Determine Your Eligibility

When you are looking to obtain a super visa, one of the major requirements is to have insurance. Potential super visa applicants must have proof that they have purchased medical insurance for a minimum of 1 year, as well as provides $100 000 in coverage from any Canadian insurance company.

In addition to this major requirement, other requirements in order to be able to get a super visa include:

  • To be a parent or a grandparent of either a Canadian citizen or a permanent resident of Canada
    • Proof of this by providing a signed letter from the child or grandchild that invites you. This letter should include the following:
      • Promise of financial support for the duration of your visit
      • The number as well as the list of people in the household of this individual
      • A copy of the individual’s Canadian citizenship or permanent residence document
    • You must have medical insurance from a Canadian insurance company that is valid for at least a year from entry date, as well as have at least $100 000 for coverage.
      • You must have proof that the medical insurance has been paid for (QUOTES ARE NOT CONSIDERED AS PROOF)
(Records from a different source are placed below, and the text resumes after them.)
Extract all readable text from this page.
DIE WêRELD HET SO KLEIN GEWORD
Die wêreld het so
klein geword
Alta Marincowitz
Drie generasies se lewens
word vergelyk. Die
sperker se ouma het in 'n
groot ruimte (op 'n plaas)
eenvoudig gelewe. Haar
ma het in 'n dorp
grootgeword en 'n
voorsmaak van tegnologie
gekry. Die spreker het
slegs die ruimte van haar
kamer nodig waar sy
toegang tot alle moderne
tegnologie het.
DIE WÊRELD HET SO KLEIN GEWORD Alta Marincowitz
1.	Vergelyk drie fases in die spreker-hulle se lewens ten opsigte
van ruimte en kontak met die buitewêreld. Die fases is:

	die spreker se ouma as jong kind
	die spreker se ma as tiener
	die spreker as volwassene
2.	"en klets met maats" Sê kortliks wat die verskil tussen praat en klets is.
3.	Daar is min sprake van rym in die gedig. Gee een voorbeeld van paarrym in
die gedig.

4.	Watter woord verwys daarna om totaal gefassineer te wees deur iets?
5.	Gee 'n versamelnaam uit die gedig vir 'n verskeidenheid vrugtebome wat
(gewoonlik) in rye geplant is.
Monthly Plan for Super Visa Insurance

What if you want to invite you loved ones to visit you in Canada, but you just don’t have the money to pay for the super visa insurance all at once? Well then, the monthly plan for super visa insurance is definitely the choice for you!

When purchasing super visa insurance, clients will only be able to pay a deposit towards the total premium. If it happens that the super visa was purchased before the client’s arrival to Canada, then the client will be responsible to notify the insurance company of the exact arrival date, so the policy can be activated, and regular monthly payments can begin from the effective date.

NOTE:

  • If a client return to their country of origin before the one-year period is up, then the monthly billing will stop, so long as any proof of departure is provided.
  • If the super visa is refused by CIC, then the client will receive a refund only for their deposit. Admin fees will not be refunded.